Chandan Sen is leading a research team at the Indiana University School of Medicine and they have developed a unique nanochip device that can reprogram skin cells in the body to become new blood vessels and nerve cells, out of the prototype phase.
Before this, a breakthrough was made in taking the specialized adult cells and reverting them into the kind of non-specialized stem cells found in embryonic tissue. These stem cells have great therapeutic potential. They can then be made to grow into different cells, tissues, and organs that will be entirely matched with the patient.
However, it is not without its downside. It can lead to a rise in cancerous cells.
The IU team is aiming to transform the human body into its own cell programmer using a technology called tissue nano-transfection. In this technique, a silicon nanochip is printed to include channels ending in an array of micro-needles.

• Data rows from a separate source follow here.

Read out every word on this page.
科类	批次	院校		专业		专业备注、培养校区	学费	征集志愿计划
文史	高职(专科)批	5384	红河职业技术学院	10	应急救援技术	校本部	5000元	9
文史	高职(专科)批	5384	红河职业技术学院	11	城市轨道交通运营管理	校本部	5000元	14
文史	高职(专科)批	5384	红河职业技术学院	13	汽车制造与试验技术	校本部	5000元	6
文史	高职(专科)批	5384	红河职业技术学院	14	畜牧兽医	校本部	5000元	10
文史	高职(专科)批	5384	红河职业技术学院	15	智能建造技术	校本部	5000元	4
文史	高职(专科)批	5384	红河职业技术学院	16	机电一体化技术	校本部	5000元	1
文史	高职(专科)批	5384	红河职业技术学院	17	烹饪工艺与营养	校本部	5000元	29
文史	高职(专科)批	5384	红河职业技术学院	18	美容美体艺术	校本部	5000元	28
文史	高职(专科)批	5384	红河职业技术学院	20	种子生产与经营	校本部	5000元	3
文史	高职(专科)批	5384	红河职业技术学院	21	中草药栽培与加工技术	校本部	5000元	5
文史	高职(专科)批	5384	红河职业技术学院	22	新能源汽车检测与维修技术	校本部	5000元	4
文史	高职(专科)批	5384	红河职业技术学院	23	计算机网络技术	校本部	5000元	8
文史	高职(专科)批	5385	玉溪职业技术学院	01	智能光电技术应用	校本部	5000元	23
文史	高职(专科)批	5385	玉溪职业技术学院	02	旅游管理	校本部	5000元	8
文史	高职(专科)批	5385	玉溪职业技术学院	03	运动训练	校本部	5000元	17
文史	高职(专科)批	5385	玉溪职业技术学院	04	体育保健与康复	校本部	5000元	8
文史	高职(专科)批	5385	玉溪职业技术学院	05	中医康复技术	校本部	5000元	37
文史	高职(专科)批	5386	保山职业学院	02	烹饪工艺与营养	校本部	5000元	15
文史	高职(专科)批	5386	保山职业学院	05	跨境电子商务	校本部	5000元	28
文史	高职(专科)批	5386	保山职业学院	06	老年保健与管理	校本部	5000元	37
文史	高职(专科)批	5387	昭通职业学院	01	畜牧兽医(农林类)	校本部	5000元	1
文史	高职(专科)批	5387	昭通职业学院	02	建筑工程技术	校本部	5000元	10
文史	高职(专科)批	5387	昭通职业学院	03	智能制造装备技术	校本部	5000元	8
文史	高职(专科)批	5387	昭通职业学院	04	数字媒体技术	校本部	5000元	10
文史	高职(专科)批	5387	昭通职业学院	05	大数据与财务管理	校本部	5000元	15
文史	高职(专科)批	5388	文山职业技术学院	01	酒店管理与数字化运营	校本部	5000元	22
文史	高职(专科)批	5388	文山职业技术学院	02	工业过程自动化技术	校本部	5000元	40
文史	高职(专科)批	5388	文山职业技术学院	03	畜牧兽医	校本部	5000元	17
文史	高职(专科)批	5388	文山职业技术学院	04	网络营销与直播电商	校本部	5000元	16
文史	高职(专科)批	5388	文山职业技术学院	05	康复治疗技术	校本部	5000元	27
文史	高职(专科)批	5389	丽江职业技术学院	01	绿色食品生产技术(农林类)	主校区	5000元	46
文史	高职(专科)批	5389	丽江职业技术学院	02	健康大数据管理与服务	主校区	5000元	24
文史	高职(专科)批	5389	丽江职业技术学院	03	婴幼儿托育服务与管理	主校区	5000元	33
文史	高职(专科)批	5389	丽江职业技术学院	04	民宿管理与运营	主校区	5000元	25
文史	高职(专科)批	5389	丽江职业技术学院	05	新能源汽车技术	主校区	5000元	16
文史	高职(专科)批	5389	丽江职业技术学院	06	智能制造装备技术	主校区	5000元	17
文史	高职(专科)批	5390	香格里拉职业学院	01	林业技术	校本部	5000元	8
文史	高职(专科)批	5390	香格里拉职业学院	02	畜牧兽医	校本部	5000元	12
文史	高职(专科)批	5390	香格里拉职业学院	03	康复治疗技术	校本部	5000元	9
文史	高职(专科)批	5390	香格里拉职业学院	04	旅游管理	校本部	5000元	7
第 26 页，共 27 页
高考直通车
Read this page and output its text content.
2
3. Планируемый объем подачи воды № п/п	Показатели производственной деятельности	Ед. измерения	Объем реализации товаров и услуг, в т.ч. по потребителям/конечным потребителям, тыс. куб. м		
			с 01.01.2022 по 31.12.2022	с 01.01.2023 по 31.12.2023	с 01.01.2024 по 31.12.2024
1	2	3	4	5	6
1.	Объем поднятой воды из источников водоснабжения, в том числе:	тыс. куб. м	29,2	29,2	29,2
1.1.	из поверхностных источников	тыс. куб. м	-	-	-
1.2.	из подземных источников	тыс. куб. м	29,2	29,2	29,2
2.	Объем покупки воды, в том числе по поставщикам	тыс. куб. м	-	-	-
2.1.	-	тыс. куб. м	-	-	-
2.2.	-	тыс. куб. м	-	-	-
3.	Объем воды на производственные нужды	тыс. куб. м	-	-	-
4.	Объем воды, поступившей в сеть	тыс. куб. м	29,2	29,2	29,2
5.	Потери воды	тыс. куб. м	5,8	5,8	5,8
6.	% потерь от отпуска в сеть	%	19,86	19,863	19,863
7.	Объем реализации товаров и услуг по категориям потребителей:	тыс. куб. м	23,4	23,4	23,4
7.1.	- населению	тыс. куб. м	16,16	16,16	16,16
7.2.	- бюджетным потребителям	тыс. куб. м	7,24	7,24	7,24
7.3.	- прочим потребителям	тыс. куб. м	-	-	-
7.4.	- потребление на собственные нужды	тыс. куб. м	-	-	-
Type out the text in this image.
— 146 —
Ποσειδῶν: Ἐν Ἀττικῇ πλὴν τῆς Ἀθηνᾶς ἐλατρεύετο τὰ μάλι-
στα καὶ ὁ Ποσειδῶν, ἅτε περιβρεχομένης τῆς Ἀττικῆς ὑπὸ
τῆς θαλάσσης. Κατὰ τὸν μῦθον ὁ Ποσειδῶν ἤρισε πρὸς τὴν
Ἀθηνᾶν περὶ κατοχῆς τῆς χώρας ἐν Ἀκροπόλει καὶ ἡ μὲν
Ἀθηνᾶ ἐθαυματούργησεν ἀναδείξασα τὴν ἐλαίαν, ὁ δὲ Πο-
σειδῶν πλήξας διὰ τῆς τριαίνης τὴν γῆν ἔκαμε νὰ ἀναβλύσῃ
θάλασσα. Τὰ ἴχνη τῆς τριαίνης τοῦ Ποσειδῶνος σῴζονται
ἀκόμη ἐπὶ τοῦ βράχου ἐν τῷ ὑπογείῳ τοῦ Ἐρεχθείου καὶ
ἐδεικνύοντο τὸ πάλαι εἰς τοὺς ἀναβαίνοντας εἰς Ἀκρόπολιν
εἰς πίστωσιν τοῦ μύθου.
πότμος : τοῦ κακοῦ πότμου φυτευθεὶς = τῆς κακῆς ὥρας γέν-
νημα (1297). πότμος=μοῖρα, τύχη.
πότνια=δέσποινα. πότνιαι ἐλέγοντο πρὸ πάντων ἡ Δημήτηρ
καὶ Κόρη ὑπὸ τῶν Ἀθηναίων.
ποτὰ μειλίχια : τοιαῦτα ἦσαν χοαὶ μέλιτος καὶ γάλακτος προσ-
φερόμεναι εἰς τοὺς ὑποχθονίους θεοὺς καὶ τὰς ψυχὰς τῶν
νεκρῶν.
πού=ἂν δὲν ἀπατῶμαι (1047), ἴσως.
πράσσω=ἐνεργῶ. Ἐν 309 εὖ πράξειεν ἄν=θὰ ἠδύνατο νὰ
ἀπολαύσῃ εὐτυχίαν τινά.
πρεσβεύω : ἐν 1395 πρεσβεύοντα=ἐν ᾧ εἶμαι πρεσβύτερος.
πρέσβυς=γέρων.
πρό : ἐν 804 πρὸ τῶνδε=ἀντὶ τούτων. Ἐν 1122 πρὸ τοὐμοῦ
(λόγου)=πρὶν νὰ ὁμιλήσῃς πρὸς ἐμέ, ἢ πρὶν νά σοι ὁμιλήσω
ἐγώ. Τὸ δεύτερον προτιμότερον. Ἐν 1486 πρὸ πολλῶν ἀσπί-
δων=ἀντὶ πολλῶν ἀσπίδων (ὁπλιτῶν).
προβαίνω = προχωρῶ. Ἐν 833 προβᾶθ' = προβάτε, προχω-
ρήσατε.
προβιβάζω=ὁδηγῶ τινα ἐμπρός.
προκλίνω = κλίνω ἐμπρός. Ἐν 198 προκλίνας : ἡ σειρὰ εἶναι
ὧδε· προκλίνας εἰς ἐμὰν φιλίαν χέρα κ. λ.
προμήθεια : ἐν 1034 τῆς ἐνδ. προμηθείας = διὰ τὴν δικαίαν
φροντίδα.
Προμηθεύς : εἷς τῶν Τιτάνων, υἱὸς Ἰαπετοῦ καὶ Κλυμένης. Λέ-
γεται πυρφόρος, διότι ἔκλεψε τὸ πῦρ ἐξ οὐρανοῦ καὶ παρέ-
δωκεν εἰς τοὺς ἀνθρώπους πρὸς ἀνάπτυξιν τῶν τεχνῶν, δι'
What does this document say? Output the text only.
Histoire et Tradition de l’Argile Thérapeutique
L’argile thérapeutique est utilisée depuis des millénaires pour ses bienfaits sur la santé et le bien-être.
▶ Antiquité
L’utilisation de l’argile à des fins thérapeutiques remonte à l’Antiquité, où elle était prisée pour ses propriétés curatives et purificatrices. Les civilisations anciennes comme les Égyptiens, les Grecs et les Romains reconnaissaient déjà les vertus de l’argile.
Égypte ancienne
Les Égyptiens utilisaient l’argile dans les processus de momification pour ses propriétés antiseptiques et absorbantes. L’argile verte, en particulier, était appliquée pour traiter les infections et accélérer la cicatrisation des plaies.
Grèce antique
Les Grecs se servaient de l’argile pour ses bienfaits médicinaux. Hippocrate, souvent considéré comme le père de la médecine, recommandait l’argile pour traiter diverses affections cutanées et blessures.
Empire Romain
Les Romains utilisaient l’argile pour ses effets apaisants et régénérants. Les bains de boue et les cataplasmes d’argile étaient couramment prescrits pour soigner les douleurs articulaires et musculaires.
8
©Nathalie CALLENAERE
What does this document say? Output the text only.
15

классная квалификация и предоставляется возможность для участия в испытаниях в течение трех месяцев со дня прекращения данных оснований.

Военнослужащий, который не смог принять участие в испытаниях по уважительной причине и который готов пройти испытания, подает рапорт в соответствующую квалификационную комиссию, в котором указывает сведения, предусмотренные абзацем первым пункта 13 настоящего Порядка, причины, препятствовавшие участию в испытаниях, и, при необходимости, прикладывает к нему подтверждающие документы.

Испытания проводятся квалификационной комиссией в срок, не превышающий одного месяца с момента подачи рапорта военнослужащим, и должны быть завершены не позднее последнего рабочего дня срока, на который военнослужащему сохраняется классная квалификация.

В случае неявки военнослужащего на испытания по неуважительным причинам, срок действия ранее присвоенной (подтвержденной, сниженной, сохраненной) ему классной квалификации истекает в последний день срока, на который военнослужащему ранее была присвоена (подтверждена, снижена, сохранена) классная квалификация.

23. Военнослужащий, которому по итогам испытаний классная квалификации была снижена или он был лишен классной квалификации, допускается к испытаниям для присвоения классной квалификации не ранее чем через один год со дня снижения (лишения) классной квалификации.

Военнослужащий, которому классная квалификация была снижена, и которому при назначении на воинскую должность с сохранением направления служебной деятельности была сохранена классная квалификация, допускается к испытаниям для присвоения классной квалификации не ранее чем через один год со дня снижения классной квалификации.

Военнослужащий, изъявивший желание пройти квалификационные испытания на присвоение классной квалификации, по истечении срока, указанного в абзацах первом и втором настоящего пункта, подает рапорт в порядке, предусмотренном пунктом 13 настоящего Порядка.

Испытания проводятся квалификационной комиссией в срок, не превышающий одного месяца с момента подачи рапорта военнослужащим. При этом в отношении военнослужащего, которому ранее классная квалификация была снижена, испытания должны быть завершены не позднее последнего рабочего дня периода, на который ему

On top of the chip is a rectangular cargo container, which holds specific genes.
Propelled by a focused electric charge, these genes are introduced to the desired depth in the living tissue and alter the cells, converting the location into a little bioreactor that reprograms the cells to become different kinds of cells or multicellular structures, such as blood vessels or nerves. Once the production starts, they can be used to repair organs and tissues.
“This small silicon chip enables nanotechnology that can change the function of living body parts,” says Sen, director of the Indiana Center for Regenerative Medicine and Engineering. “For example, if someone’s blood vessels were damaged because of a traffic accident and they need a blood supply, we can’t rely on the pre-existing blood vessel anymore because that is crushed, but we can convert the skin tissue into blood vessels and rescue the limb at risk.”
The work on this research has been going on for five years. the team now wants to move forward with the prototype and turn it into a practical application. They are aiming to get the US FDA approval next year, which would open the potential for clinical research in people. its applications will mainly include repairing brain damage resulting from a stroke or reversing nerve damage caused by diabetes.
“This is about the engineering and manufacturing of the chip,” says Sen. “The chip’s nanofabrication process typically takes five to six days and, with the help of this report, can be achieved by anyone skilled in the art.”
The research was published in Nature Protocols.